Ismail Marzuki memang lekat dengan Bandung. Tempat menetap saat remaja, berkarya bersama grup keroncong Lief Java, pun sekarang. Masa awal periode revolusi nasional yang dimana ia jadikan Bandung sebagai tempat pengungsian, demi menghindari konflik neraka juga pendudukan tentara Inggris dan Netherland di Batavia.
"BANG MAING!! BANG MAING!!!!" tertangkap oleh indera pendengar, teriakan pemekik telinga berasal dari luar studio RRI di tengah Bandung Kota itu.
"Jang, tenang lah dulu. Ada apa?"
"Bang, Netherland bang! Mereka me-" ucapan salah pemuda itu tersela dengan dentuman keras dari rel kereta Viaduct-Cikudapateuh.
"BERLINDUNG!!!" sayup-sayup terdengar teriakan pun rintihan pemuda-pemuda Siliwangi di jalanan kota kembang itu.
Ismail masuk ke dalam studio. Berharap hal ini segera berakhir.
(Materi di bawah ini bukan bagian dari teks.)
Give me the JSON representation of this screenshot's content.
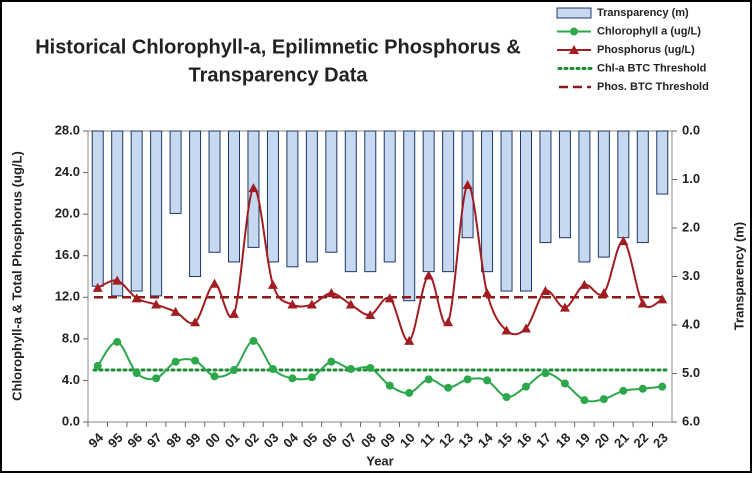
{
  "chart_data": {
    "type": "bar-line",
    "title": [
      "Historical Chlorophyll-a, Epilimnetic Phosphorus &",
      "Transparency Data"
    ],
    "x_label": "Year",
    "y_label": "Chlorophyll-a & Total Phosphorus (ug/L)",
    "y2_label": "Transparency (m)",
    "categories": [
      "94",
      "95",
      "96",
      "97",
      "98",
      "99",
      "00",
      "01",
      "02",
      "03",
      "04",
      "05",
      "06",
      "07",
      "08",
      "09",
      "10",
      "11",
      "12",
      "13",
      "14",
      "15",
      "16",
      "17",
      "18",
      "19",
      "20",
      "21",
      "22",
      "23"
    ],
    "ylim": [
      0,
      28
    ],
    "yticks": [
      {
        "value": 0,
        "label": "0.0"
      },
      {
        "value": 4,
        "label": "4.0"
      },
      {
        "value": 8,
        "label": "8.0"
      },
      {
        "value": 12,
        "label": "12.0"
      },
      {
        "value": 16,
        "label": "16.0"
      },
      {
        "value": 20,
        "label": "20.0"
      },
      {
        "value": 24,
        "label": "24.0"
      },
      {
        "value": 28,
        "label": "28.0"
      }
    ],
    "y2lim": [
      6,
      0
    ],
    "y2ticks": [
      {
        "value": 0,
        "label": "0.0"
      },
      {
        "value": 1,
        "label": "1.0"
      },
      {
        "value": 2,
        "label": "2.0"
      },
      {
        "value": 3,
        "label": "3.0"
      },
      {
        "value": 4,
        "label": "4.0"
      },
      {
        "value": 5,
        "label": "5.0"
      },
      {
        "value": 6,
        "label": "6.0"
      }
    ],
    "series": [
      {
        "name": "Transparency (m)",
        "kind": "bar",
        "axis": "y2",
        "color": "#c6d9f0",
        "edge": "#1f3864",
        "values": [
          3.2,
          3.4,
          3.3,
          3.4,
          1.7,
          3.0,
          2.5,
          2.7,
          2.4,
          2.7,
          2.8,
          2.7,
          2.5,
          2.9,
          2.9,
          2.7,
          3.5,
          2.9,
          2.9,
          2.2,
          2.9,
          3.3,
          3.3,
          2.3,
          2.2,
          2.7,
          2.6,
          2.2,
          2.3,
          1.3
        ]
      },
      {
        "name": "Chlorophyll a (ug/L)",
        "kind": "line",
        "marker": "circle",
        "color": "#2ca74a",
        "values": [
          5.4,
          7.7,
          4.7,
          4.2,
          5.8,
          5.9,
          4.4,
          5.0,
          7.8,
          5.1,
          4.2,
          4.3,
          5.8,
          5.1,
          5.2,
          3.5,
          2.8,
          4.1,
          3.3,
          4.1,
          4.0,
          2.4,
          3.4,
          4.7,
          3.7,
          2.1,
          2.2,
          3.0,
          3.2,
          3.4
        ]
      },
      {
        "name": "Phosphorus (ug/L)",
        "kind": "line",
        "marker": "triangle",
        "color": "#a11d21",
        "values": [
          12.9,
          13.6,
          11.9,
          11.3,
          10.6,
          9.6,
          13.3,
          10.4,
          22.5,
          13.2,
          11.3,
          11.3,
          12.4,
          11.3,
          10.3,
          11.9,
          7.8,
          14.1,
          9.6,
          22.8,
          12.4,
          8.8,
          9.0,
          12.6,
          11.0,
          13.2,
          12.4,
          17.4,
          11.4,
          11.8
        ]
      }
    ],
    "thresholds": [
      {
        "name": "Chl-a BTC Threshold",
        "value": 5.0,
        "color": "#1e8a34",
        "dash": "dotted"
      },
      {
        "name": "Phos. BTC Threshold",
        "value": 12.0,
        "color": "#8b1a1a",
        "dash": "dashed"
      }
    ]
  }
}
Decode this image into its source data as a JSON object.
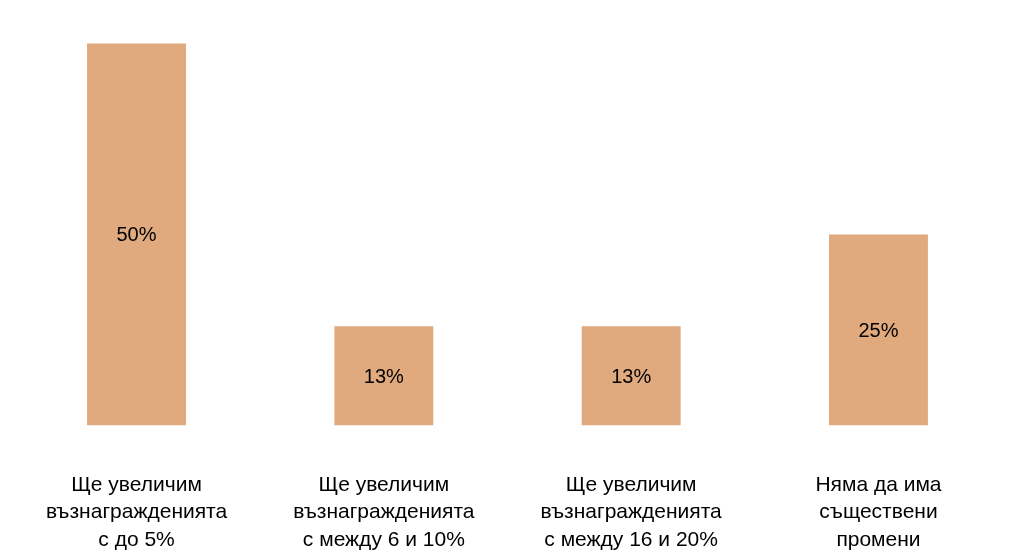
{
  "chart_data": {
    "type": "bar",
    "categories": [
      "Ще увеличим възнагражденията с до 5%",
      "Ще увеличим възнагражденията с между 6 и 10%",
      "Ще увеличим възнагражденията с между 16 и 20%",
      "Няма да има съществени промени"
    ],
    "values": [
      50,
      13,
      13,
      25
    ],
    "color": "#e0aa7e",
    "value_labels": [
      "50%",
      "13%",
      "13%",
      "25%"
    ]
  }
}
Ia ambil secarik kertas, tak lupa pena pun tinta nya. Ia hampiri piano tua juga kertas partitur usang yang tentunya masih suci, bersih.
"Bandung juga kota ku. Semesta, tolong berbaik hati-lah"
Ia mulai merangkai kalimat-kalimat indah. Bersenandung seraya jari-jari manisnya menari diatas tuts piano. Menulis dengan rapi di kertas partitur, lalu meninjau tiap penulisan yang keliru.
Sementara di belahan Bandung Selatan
"PADAMKAN SEMUA ALIRAN LISTRIK!" seru Suhodo, pemimpin pemuda Siliwangi hingga serempak, padamlah aliran listrik di seluruh kota Bandung itu. Mereka merancang siasat di tengah tengah kegelapan kota.
"Nyalakan obor" obor menyala.cukup terang bagi menerangi peta lusuh kota Bandung yang digenggam Suhodo.